Hepworth insisted that she did not work from maquettes as sculptures could not simply be scaled-up (Mullins 1967, p.21). Nevertheless, as with works such as Four Square (Walk Through), she made a smaller version of Two Forms (Divided Circle). At 369 mm (14 1/2 ins) high, Maquette for Divided Circle
(BH 478, Barbara Hepworth Estate, repr. Bowness 1971, p.49) was cast in polished bronze in an edition of nine. Similar reworking of a single concept was common in her later work, as were small-scale, multi-part sculptures.

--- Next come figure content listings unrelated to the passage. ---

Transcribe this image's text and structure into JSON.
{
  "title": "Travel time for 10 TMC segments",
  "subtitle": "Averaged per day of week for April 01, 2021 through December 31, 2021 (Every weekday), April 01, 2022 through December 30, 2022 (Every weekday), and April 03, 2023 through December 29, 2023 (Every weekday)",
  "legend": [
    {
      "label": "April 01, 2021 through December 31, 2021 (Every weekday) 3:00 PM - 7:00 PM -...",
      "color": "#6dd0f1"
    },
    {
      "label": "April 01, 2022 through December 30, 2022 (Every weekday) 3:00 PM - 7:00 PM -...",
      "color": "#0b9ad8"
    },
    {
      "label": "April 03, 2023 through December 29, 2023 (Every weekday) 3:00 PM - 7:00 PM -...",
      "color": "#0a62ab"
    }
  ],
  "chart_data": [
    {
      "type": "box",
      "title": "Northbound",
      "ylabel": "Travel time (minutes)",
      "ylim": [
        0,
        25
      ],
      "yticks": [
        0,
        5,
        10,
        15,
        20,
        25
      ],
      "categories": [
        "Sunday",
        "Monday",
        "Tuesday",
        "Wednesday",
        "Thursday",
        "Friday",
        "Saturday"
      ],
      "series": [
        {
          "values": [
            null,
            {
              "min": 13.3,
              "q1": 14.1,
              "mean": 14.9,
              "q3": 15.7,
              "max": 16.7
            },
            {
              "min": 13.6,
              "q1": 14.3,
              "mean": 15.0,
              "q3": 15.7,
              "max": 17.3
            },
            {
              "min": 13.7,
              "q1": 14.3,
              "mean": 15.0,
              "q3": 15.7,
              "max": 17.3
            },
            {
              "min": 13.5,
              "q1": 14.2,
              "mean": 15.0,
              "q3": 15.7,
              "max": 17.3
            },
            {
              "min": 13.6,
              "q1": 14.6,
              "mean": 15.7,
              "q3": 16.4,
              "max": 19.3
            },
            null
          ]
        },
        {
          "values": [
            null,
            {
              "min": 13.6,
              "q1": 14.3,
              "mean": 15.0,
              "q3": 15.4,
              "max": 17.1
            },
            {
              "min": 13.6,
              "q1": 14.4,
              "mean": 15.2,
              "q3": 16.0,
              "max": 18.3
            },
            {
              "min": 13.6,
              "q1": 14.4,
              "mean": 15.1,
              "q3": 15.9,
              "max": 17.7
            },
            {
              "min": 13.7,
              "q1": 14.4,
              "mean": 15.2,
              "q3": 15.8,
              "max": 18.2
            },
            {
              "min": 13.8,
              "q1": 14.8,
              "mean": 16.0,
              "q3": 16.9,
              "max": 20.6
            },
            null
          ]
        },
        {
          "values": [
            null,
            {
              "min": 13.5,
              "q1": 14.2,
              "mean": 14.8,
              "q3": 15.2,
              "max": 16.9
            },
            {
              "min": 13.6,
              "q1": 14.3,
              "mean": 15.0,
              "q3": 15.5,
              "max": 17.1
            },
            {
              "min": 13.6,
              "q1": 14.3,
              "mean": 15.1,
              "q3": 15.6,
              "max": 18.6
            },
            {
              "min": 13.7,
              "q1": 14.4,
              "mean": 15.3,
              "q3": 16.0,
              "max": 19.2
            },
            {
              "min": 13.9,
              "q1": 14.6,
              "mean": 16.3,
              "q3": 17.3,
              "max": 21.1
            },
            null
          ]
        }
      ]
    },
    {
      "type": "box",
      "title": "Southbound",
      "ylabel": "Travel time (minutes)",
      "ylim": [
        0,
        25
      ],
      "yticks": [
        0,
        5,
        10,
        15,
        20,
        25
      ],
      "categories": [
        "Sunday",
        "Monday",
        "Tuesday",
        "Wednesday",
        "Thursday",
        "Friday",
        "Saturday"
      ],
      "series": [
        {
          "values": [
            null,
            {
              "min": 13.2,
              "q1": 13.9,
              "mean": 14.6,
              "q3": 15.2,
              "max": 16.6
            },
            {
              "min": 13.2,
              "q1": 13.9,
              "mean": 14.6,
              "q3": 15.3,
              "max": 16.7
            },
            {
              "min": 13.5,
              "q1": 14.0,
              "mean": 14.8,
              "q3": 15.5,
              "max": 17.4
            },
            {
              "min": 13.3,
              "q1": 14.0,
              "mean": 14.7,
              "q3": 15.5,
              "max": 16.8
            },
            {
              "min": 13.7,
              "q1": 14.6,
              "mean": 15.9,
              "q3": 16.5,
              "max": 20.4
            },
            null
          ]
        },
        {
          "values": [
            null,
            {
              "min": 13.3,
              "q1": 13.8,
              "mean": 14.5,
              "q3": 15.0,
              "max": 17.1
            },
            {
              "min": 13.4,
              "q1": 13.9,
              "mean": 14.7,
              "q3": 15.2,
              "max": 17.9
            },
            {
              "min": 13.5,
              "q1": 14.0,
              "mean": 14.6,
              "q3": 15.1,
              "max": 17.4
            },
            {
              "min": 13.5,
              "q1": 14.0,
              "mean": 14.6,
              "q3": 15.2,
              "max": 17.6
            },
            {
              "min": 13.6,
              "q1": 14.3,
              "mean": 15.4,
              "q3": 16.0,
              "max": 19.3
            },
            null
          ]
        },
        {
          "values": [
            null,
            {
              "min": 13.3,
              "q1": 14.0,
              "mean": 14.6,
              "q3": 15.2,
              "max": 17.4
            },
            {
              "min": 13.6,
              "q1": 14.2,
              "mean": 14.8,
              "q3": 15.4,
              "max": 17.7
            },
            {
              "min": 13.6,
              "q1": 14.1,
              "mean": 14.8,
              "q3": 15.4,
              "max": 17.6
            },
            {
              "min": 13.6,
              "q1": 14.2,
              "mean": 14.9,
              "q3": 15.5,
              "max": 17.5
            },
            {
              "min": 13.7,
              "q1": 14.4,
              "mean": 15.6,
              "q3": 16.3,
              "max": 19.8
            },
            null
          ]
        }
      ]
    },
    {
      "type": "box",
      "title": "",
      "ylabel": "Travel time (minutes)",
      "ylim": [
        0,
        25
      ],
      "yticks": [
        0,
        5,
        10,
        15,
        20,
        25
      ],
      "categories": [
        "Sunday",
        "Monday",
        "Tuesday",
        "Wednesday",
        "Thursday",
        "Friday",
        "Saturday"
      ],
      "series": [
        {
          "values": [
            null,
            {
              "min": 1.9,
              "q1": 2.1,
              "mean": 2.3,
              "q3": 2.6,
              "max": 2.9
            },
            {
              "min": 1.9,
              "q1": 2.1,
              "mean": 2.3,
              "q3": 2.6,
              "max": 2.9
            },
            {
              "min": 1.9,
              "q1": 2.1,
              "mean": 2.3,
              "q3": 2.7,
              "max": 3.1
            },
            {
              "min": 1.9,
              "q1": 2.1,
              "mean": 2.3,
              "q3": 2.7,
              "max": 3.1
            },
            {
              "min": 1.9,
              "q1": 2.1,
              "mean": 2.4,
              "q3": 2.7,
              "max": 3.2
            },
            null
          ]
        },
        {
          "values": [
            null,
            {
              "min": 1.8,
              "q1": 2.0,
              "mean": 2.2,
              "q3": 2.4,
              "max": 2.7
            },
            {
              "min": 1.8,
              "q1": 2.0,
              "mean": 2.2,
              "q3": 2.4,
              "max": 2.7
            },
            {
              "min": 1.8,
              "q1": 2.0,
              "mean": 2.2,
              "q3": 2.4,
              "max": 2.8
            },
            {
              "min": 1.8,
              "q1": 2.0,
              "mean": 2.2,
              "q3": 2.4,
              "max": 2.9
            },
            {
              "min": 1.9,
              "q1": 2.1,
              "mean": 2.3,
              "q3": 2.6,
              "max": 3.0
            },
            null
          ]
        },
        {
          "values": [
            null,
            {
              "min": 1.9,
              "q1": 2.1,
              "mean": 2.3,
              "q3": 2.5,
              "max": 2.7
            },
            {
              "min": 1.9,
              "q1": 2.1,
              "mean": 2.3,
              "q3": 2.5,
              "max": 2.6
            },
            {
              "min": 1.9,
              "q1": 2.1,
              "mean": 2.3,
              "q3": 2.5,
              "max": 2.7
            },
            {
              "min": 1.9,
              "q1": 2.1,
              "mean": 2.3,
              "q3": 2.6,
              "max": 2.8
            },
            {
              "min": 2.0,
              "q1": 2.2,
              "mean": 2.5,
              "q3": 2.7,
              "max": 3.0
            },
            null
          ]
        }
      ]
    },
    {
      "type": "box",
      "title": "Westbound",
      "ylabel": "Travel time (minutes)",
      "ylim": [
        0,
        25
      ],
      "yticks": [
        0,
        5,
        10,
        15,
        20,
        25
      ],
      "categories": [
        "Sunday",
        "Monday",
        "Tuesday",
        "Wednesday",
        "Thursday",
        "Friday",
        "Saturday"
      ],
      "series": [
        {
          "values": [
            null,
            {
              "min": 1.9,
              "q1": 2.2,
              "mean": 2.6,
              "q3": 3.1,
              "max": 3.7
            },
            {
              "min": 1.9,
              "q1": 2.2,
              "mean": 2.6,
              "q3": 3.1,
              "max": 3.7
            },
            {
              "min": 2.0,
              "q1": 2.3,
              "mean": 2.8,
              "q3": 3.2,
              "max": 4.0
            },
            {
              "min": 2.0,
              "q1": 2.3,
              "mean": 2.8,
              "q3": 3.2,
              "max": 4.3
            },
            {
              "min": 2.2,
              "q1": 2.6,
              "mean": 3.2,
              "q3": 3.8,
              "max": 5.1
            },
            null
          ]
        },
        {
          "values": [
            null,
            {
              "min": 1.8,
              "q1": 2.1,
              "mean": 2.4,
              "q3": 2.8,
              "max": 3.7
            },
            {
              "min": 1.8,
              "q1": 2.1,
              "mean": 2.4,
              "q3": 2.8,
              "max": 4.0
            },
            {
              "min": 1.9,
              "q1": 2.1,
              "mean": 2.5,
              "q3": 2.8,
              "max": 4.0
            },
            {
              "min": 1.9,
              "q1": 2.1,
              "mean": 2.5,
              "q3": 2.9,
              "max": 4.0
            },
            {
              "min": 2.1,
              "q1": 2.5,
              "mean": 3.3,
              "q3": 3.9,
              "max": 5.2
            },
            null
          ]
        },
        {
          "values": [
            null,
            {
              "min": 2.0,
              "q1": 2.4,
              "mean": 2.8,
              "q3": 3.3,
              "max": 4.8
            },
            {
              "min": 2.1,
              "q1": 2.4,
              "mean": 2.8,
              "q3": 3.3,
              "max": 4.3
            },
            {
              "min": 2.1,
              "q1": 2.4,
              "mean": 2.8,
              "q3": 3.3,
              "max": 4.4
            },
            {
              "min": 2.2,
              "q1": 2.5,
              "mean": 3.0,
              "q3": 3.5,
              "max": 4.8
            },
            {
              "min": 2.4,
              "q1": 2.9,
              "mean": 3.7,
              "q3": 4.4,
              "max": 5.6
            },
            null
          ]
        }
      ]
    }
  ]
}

Just as numerous paintings and sculptures of the mid-1960s were based on the square, so the semi-circle recurs in Hepworth's works of 1969-72. Specifically, it was the basis for her 1970 design for a mural sculpture at the head offices of the Cheltenham & Gloucester Building Society in Cheltenham. Theme and Variation, 1970 (BH 511, repr. Barbara Hepworth: A Pictorial Autobiography, 1970, rev. ed. 1978, p.130) consists of superimposed semi-circular panels of bronze, of varying sizes, cascading or fanning out in three different configurations over the building's entrance. In 1969, Hepworth was glad to be one of 'a few sculptors of repute' who were invited to consider the commission as she had 'several ideas in mind for wall sculptures' (Penelope Curtis and Alan G. Wilkinson, Barbara Hepworth: A Retrospective, exh. cat., Tate Gallery Liverpool 1994, p.156). She had been frustrated a few years earlier by the rejection of her Three Forms in Echelon, 1963 (see Tate Gallery T00959
and T03142) for a similar scheme for the John Lewis store in London. She started work at the beginning of 1970, her design - which drew on her 1969 Aegean Suite of prints - was accepted in June and the building was opened in September 1972 (ibid.). In 1970 she also comissioned Breon O'Casey and Brian Ilsley, then working together as jewellery makers in St Ives, to produce a small version in silver on walnut (O'Casey, interview with the author, 16 Oct.1996). This is entitled Maquette, Theme and Variations
(BH 512a, Barbara Hepworth Estate, repr. ibid. p.129) but, in keeping with similar table-top versions of larger works, was most likely to have been an independent reworking of the same concept. In these works Hepworth used the semi-circular form to create the illusion of a rocking motion in a manner which echoed Terry Frost's paintings based upon the movement of boats in St Ives harbour, such as Green, Black and White Movement, 1951 (Tate Gallery T01501).
A cast of Two Forms (Divided Circle), purchased by the Greater London Council, is displayed in Dulwich Park (5/6) and another is in the collection of Bolton City Art Gallery (4/6).